Computational linguistics reveals there is only the illusion of neutrality. For example, Wikipedia articles are biased against women according to an analysis of six different language versions of the online encyclopaedia. One more experiment – on Facebook users – demonstrated experimental evidence of massive-scale emotional contagion through social networks. It is significant because emotional states can be transferred between users via emotional contagion, leading people to experience the same emotions without their awareness. It gives grounds for manipulation to make people to use Facebook more often.
Paul demonstrated that both sides – giving and receiving information – matter and argues that the idea that search engines are organic and neutral cannot be true. Actually, they are what we want them to be and they do what we want them to do. It seems that today advertisers are more likely to suffer from further integration than consumers. The European Commission has filed complaints against Google over its alleged anticompetitive behaviour.
That is why we need algorithmic transparency: it should be possible to test by results, rather than by theory, how neutral the results of our searches. This has many implications: most users are not aware that their results have been tailored to them. This results in issues of consent; problems with accurate personalization and inaccurate personalization when wrong decisions have been made on the basis of results; mismatch of needs; misuse of systems; vulnerability of data; and vulnerability of systems.
Finally people have to be aware of potential risks, otherwise there is a risk of negative implications because big data techniques can be easily be applied to large numbers of people without obtaining their individual consent. People need to able to be aware about risks; there is a need for an informed judgement from legal perspective. Today the main question is: Who are big data changes actually serving and in whose interests? People need to be aware that their interests may be different from those of businesses.

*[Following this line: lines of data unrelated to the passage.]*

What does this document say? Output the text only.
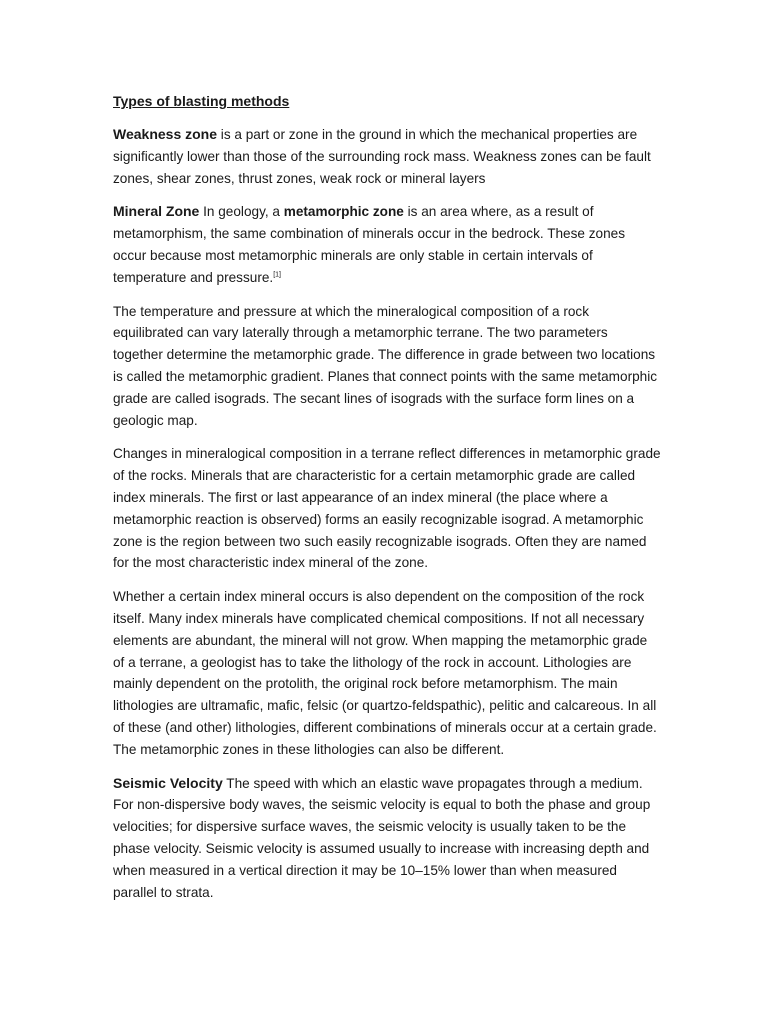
Types of blasting methods

Weakness zone is a part or zone in the ground in which the mechanical properties are significantly lower than those of the surrounding rock mass. Weakness zones can be fault zones, shear zones, thrust zones, weak rock or mineral layers

Mineral Zone In geology, a metamorphic zone is an area where, as a result of metamorphism, the same combination of minerals occur in the bedrock. These zones occur because most metamorphic minerals are only stable in certain intervals of temperature and pressure.[1]

The temperature and pressure at which the mineralogical composition of a rock equilibrated can vary laterally through a metamorphic terrane. The two parameters together determine the metamorphic grade. The difference in grade between two locations is called the metamorphic gradient. Planes that connect points with the same metamorphic grade are called isograds. The secant lines of isograds with the surface form lines on a geologic map.

Changes in mineralogical composition in a terrane reflect differences in metamorphic grade of the rocks. Minerals that are characteristic for a certain metamorphic grade are called index minerals. The first or last appearance of an index mineral (the place where a metamorphic reaction is observed) forms an easily recognizable isograd. A metamorphic zone is the region between two such easily recognizable isograds. Often they are named for the most characteristic index mineral of the zone.

Whether a certain index mineral occurs is also dependent on the composition of the rock itself. Many index minerals have complicated chemical compositions. If not all necessary elements are abundant, the mineral will not grow. When mapping the metamorphic grade of a terrane, a geologist has to take the lithology of the rock in account. Lithologies are mainly dependent on the protolith, the original rock before metamorphism. The main lithologies are ultramafic, mafic, felsic (or quartzo-feldspathic), pelitic and calcareous. In all of these (and other) lithologies, different combinations of minerals occur at a certain grade. The metamorphic zones in these lithologies can also be different.

Seismic Velocity The speed with which an elastic wave propagates through a medium. For non-dispersive body waves, the seismic velocity is equal to both the phase and group velocities; for dispersive surface waves, the seismic velocity is usually taken to be the phase velocity. Seismic velocity is assumed usually to increase with increasing depth and when measured in a vertical direction it may be 10–15% lower than when measured parallel to strata.
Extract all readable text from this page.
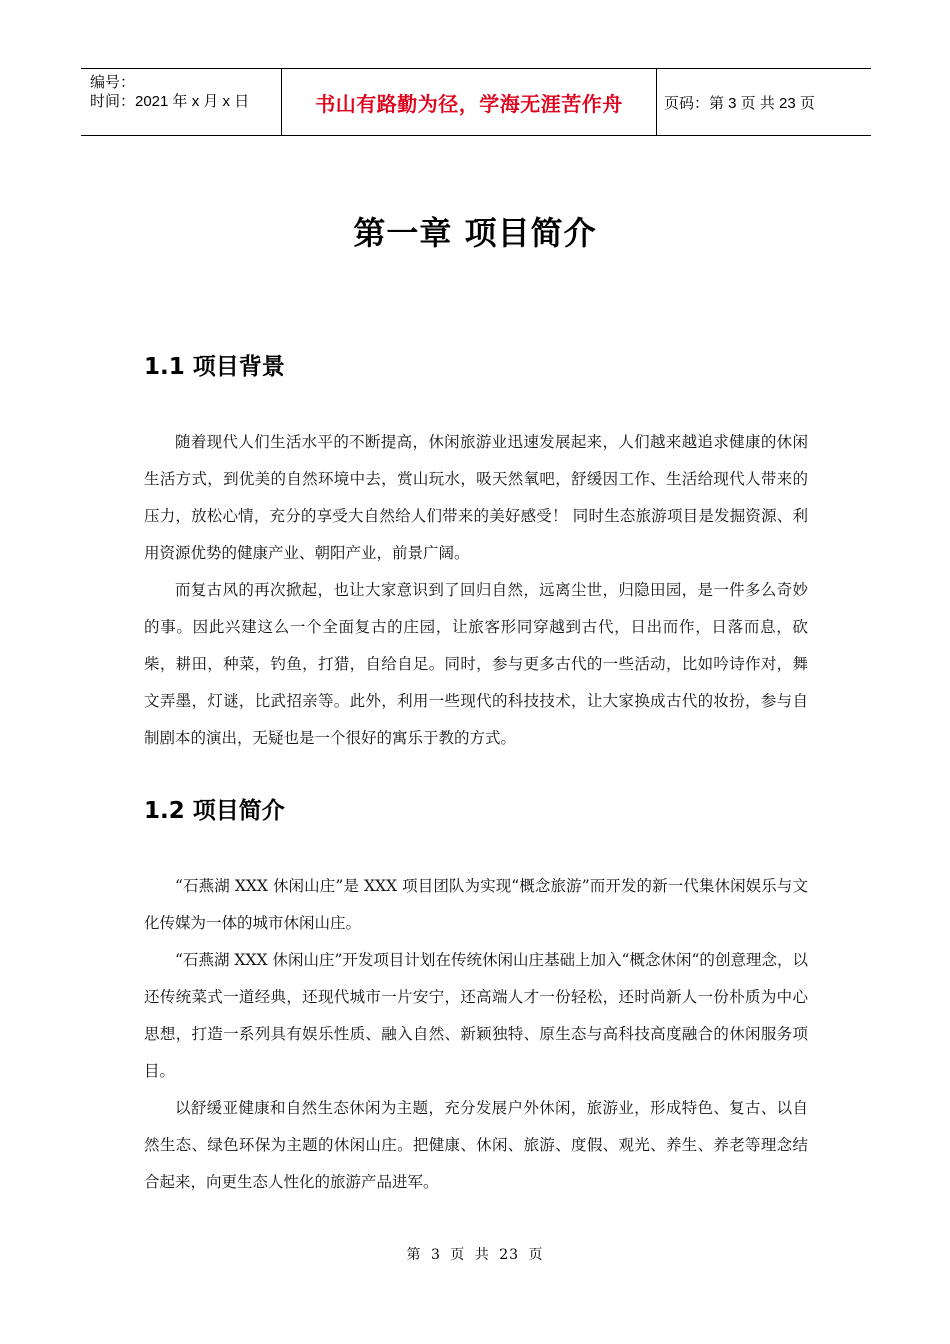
编号：
时间：2021 年 x 月 x 日	书山有路勤为径，学海无涯苦作舟	页码：第 3 页 共 23 页
第一章 项目简介
1.1 项目背景

随着现代人们生活水平的不断提高，休闲旅游业迅速发展起来，人们越来越追求健康的休闲生活方式，到优美的自然环境中去，赏山玩水，吸天然氧吧，舒缓因工作、生活给现代人带来的压力，放松心情，充分的享受大自然给人们带来的美好感受！ 同时生态旅游项目是发掘资源、利用资源优势的健康产业、朝阳产业，前景广阔。

而复古风的再次掀起，也让大家意识到了回归自然，远离尘世，归隐田园，是一件多么奇妙的事。因此兴建这么一个全面复古的庄园，让旅客形同穿越到古代，日出而作，日落而息，砍柴，耕田，种菜，钓鱼，打猎，自给自足。同时，参与更多古代的一些活动，比如吟诗作对，舞文弄墨，灯谜，比武招亲等。此外，利用一些现代的科技技术，让大家换成古代的妆扮，参与自制剧本的演出，无疑也是一个很好的寓乐于教的方式。

1.2 项目简介

“石燕湖 XXX 休闲山庄”是 XXX 项目团队为实现“概念旅游”而开发的新一代集休闲娱乐与文化传媒为一体的城市休闲山庄。

“石燕湖 XXX 休闲山庄”开发项目计划在传统休闲山庄基础上加入“概念休闲“的创意理念，以还传统菜式一道经典，还现代城市一片安宁，还高端人才一份轻松，还时尚新人一份朴质为中心思想，打造一系列具有娱乐性质、融入自然、新颖独特、原生态与高科技高度融合的休闲服务项目。

以舒缓亚健康和自然生态休闲为主题，充分发展户外休闲，旅游业，形成特色、复古、以自然生态、绿色环保为主题的休闲山庄。把健康、休闲、旅游、度假、观光、养生、养老等理念结合起来，向更生态人性化的旅游产品进军。

第 3 页 共 23 页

Tony Curzon-Price @tonycurzonprice (Competition and Markets Authority @CMAgovUK) looks into how price-comparison websites are a competition issue and solving the search problem, which is the theme of his presentation. He first talked about the risk of becoming a slave to new digital monopolists.
He then explained the difference between the Bertrand world where people pick the cheapest and the diamond world where instead of price undercutting, there is overcutting and selling at a much higher price. He explained how search technology how evolved from the traditional techniques to the internet in terms of saving of man hours.
An overview of the car insurance market in terms of the insurance providers, shopping behaviour and purchasing behaviour was provided. He explained how price comparisons website get consumers’ attention through advertising on Google and concluded that price comparison leaves us with a Bertrand-Diamond model with intense competition among providers but a monopoly price facing the consumer, with the middleman taking all of the surplus.